Alto Minho9 de setembro de 2026 às 18:51

As Feiras Novas são uma romaria tradicional em Ponte de Lima que, apesar de ter sofrido alterações ao longo dos anos - com as tendas a mudarem de lugar, a oferta de produtos a transformar-se e o aumento do número de pessoas nas ruas - mantém a sua essência nas práticas dos feirantes: comprar, regatear e procurar novidades. A vila transforma-se completamente durante os dias de festa.

Conceição Rego, natural de Chafé, participa na romaria há cerca de 50 anos, primeiro ao lado da mãe e atualmente ao serviço da própria banca de doces. Recorda que, nessa altura, vendia sentada no chão com a mercadoria em cestos. O marido, Francisco Rego, de 70 anos, mantém igualmente a tradição, mas dedica-se à venda de concertinas e tambores. Para o casal, as Feiras Novas são uma festa feita pelo povo, pelo que é essencial estar presente.
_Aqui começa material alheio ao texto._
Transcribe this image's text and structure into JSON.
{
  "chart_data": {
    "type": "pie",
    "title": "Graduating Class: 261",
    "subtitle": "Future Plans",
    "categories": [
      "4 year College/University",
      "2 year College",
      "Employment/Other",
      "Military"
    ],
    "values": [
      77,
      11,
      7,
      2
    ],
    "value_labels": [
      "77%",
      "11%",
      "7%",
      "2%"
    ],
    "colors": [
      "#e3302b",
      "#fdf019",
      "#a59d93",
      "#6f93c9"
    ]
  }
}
Marlene Fernandes, de Barcelos, vende em Ponte de Lima há quase duas décadas e observa que durante as festas os clientes chegam com maior disposição e mais vontade de comprar, o que faz as vendas correrem melhor do que nas feiras normais. Trabalha noite e dia, dormindo dentro da carrinha, e reconhece que a identidade da feira se mantém: "Antigamente vendia-se mais, mas esta feira continua igual".

Manuel Peixoto, comerciante de 62 anos também de Barcelos, assistiu ao crescimento da feira e considera que os vendedores continuam a ser parte essencial da romaria. Na Alameda de S. João, junto à ponte, vê passar milhares de pessoas e uma procura particular por produtos tradicionais, sobretudo entre quem regressa de fora. Reconhece que a forma de comprar mudou, mas a tradição de vir à feira mantém-se.